![](/img/trans.png)
[英]Alternative to apply function for applying a function to each row in Pandas DataFrame
[英]pandas: applying function over each row of Dataframe
我有一个熊猫DataFrame,其中包含3列:
| val1 | val2 | val3 |
|--------------------------|
| Nike | NaN | NaN |
| Men | Adidas | NaN |
| Puma | Red | Women |
和3个清单:
Brands = ['Adidas', 'Nike', 'Puma']
Gender = ['Men', 'Women']
Color=['Red', 'Blue', 'Green']
我尝试将函数应用于每行,以根据函数返回的布尔值检查每个值并将其放在新列中。
| val1 | val2 | val3 | brand | gender | color
|----------------------------------------------------
| Nike | NaN | NaN | Nike | NaN | NaN
| Men | Adidas | NaN | Adidas | Men | NaN
| Puma | Red | Women | Puma | Women | Red
我使用列表来说明我的问题,但是在脚本中,我使用附魔库来检查字典中是否存在值。
这是我已经尝试过的:
ref_brands = enchant.request_pwl_dict("ref_brands.txt")

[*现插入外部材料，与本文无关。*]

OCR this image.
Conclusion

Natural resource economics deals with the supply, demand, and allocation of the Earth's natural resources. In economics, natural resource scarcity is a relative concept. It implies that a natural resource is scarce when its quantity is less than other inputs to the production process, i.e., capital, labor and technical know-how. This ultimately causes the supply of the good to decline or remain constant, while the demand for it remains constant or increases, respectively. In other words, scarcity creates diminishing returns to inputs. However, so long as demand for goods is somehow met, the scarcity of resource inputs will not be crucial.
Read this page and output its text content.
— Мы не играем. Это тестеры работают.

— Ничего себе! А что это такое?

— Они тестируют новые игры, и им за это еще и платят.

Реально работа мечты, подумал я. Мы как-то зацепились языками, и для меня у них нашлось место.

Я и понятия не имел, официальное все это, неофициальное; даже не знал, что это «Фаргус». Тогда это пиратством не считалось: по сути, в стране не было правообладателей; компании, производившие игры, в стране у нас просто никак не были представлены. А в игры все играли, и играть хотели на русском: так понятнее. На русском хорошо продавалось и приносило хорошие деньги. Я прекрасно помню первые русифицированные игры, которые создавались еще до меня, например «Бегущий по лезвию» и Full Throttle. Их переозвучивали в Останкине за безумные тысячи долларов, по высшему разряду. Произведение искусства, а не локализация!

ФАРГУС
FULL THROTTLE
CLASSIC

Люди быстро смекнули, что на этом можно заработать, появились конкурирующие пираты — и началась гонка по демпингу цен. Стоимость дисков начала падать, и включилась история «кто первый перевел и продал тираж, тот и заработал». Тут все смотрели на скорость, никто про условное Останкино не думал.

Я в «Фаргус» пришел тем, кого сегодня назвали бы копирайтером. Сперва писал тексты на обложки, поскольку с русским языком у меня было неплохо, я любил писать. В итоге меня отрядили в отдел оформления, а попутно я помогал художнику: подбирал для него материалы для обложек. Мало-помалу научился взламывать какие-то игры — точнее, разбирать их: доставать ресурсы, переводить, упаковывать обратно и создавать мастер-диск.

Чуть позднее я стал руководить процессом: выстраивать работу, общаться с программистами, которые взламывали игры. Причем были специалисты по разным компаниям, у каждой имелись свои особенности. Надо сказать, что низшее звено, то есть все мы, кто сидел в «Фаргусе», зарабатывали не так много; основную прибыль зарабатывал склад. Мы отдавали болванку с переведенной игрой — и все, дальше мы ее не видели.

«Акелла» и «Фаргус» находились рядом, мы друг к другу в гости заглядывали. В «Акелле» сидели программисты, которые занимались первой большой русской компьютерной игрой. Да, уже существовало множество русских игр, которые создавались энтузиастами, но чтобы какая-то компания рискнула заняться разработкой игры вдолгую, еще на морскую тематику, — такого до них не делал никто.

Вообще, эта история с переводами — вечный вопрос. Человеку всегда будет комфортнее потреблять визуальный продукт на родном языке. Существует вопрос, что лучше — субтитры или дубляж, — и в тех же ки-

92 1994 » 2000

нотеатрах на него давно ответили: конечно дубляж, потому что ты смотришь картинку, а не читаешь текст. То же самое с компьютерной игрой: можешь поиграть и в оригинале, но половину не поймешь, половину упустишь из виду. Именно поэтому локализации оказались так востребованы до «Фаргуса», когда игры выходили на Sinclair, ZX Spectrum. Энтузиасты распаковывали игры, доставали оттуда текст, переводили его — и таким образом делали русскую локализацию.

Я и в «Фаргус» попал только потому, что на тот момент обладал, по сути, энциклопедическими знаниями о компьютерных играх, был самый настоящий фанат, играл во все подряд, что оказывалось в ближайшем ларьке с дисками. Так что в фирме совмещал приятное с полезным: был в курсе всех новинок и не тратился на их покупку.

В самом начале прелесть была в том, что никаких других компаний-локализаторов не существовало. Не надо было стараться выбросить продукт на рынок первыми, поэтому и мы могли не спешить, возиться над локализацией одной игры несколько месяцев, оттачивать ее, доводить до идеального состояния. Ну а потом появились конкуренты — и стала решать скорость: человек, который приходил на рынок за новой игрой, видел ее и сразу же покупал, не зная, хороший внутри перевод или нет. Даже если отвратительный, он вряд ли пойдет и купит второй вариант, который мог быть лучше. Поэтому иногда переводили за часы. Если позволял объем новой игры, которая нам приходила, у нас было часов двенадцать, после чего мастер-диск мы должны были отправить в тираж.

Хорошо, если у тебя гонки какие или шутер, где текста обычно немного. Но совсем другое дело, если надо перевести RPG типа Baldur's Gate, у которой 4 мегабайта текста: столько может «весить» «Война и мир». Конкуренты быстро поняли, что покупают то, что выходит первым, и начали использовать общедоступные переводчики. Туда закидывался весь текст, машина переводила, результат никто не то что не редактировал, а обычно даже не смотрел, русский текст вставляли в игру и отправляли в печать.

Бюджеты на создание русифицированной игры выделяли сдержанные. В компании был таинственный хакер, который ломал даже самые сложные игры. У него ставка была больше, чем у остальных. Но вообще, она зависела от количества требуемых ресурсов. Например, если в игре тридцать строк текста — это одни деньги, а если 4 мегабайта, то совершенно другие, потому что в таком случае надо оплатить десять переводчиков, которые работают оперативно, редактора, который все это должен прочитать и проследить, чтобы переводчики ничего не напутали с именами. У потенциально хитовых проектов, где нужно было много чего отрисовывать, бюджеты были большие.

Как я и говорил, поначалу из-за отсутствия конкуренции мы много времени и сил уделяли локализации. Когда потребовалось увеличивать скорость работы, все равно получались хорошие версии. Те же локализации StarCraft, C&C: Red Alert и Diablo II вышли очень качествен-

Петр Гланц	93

brands_checker = SpellChecker(ref_brands)
print brands_checker.check('Puma')
> True
print brands_checker.check('Men')
> False
[pyenchant tutorial][1]
def my_cust_check(x, checker):
l = x.tolist()
for e in iter(l):
try:
if checker.check(e.strip().encode('utf-8')) is True:
return e.strip()
else:
return None
except:
return None
df_query_split['brand'] = df_query_split.apply(my_cust_check,checker=brand_checker, axis=1)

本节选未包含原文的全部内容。